Recent steps taken by the Department of Fisheries:

  • Imposing of uniform fishing ban in the Indian Exclusive Economic Zone (EEZ) beyond territorial waters in East and West Coasts for certain period
  • Ban on destructive fishing methods
  • Discouraging juvenile fishing
  • promotion of river and sea ranching
  • Diversification of fisheries activities
  • Use of by-catch and juvenile fish excluders, turtle exclusion devices.
  • Providing need-based support to States/UTs for formulation and implementation of fisheries management plans
  • Promotion of deep sea fishing and measures to protect the aquatic ecology.

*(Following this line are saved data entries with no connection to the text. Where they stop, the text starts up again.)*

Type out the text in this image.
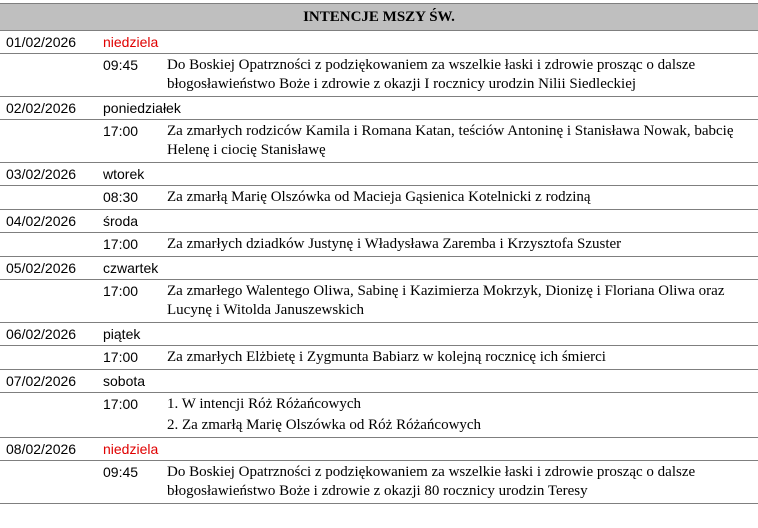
INTENCJE MSZY ŚW.		
01/02/2026	niedziela	
	09:45	Do Boskiej Opatrzności z podziękowaniem za wszelkie łaski i zdrowie prosząc o dalsze błogosławieństwo Boże i zdrowie z okazji I rocznicy urodzin Nilii Siedleckiej
02/02/2026	poniedziałek	
	17:00	Za zmarłych rodziców Kamila i Romana Katan, teściów Antoninę i Stanisława Nowak, babcię Helenę i ciocię Stanisławę
03/02/2026	wtorek	
	08:30	Za zmarłą Marię Olszówka od Macieja Gąsienica Kotelnicki z rodziną
04/02/2026	środa	
	17:00	Za zmarłych dziadków Justynę i Władysława Zaremba i Krzysztofa Szuster
05/02/2026	czwartek	
	17:00	Za zmarłego Walentego Oliwa, Sabinę i Kazimierza Mokrzyk, Dionizę i Floriana Oliwa oraz Lucynę i Witolda Januszewskich
06/02/2026	piątek	
	17:00	Za zmarłych Elżbietę i Zygmunta Babiarz w kolejną rocznicę ich śmierci
07/02/2026	sobota	
	17:00	1. W intencji Róż Różańcowych
		2. Za zmarłą Marię Olszówka od Róż Różańcowych
08/02/2026	niedziela	
	09:45	Do Boskiej Opatrzności z podziękowaniem za wszelkie łaski i zdrowie prosząc o dalsze błogosławieństwo Boże i zdrowie z okazji 80 rocznicy urodzin Teresy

Focus: GS Paper – 1: Social Empowerment, GS Paper – 2: Government Policies & Interventions, Health, Welfare Schemes, Issues Related to Disability, International Treaties & Agreements

Why in news?

International Day of Persons with Disabilities was celebrated worldwide on 3rd December 2021.

Key Points:

  • Theme:  ‘Leadership and participation of persons with disabilities toward an inclusive, accessible, and sustainable post-COVID-19 world’.
  • According to World Health Organisation(WHO), more than 1 billion people experience disability, and this figure is predicted to rise, due in part to population ageing and an increase in the prevalence of non-communicable diseases.
  • People with disabilities—one billion people— are one of the most excluded groups in our society and are among the hardest hit in this crisis in terms of fatalities.

Government Initiatives:

  • Article 41 of the Directive Principles of State Policy (DPSP):  It states that the State shall make effective provision for securing the right to work, to education and to public assistance in cases of unemployment, old age, sickness, and disablement, within the limits of its economic capacity and development.
  • Right to Persons with Disabilities Act, 2016: The Act provides for 4% reservation in government jobs for persons with disabilities. 
  • The Convention on the Rights of Persons with Disabilities (CRPD) was adopted in 2006. It has further advanced the rights and well-being of persons with disabilities in the implementation of the 2030 Agenda for Sustainable Development and other international development frameworks.
  • Sugamya Bharat Abhiyan (Accessible India Campaign): It was launched by the Government on 03.12.2015 to provide universal accessibility to persons with disabilities so that they can live a meaningful life with dignity. 
  • Indian Sign Language Research and Training Centre:  To promote the empowerment of hearing-impaired persons and to create sign language in India.
  • Unique Disability Identity Card project:  Creating a National Database for Persons with Disabilities.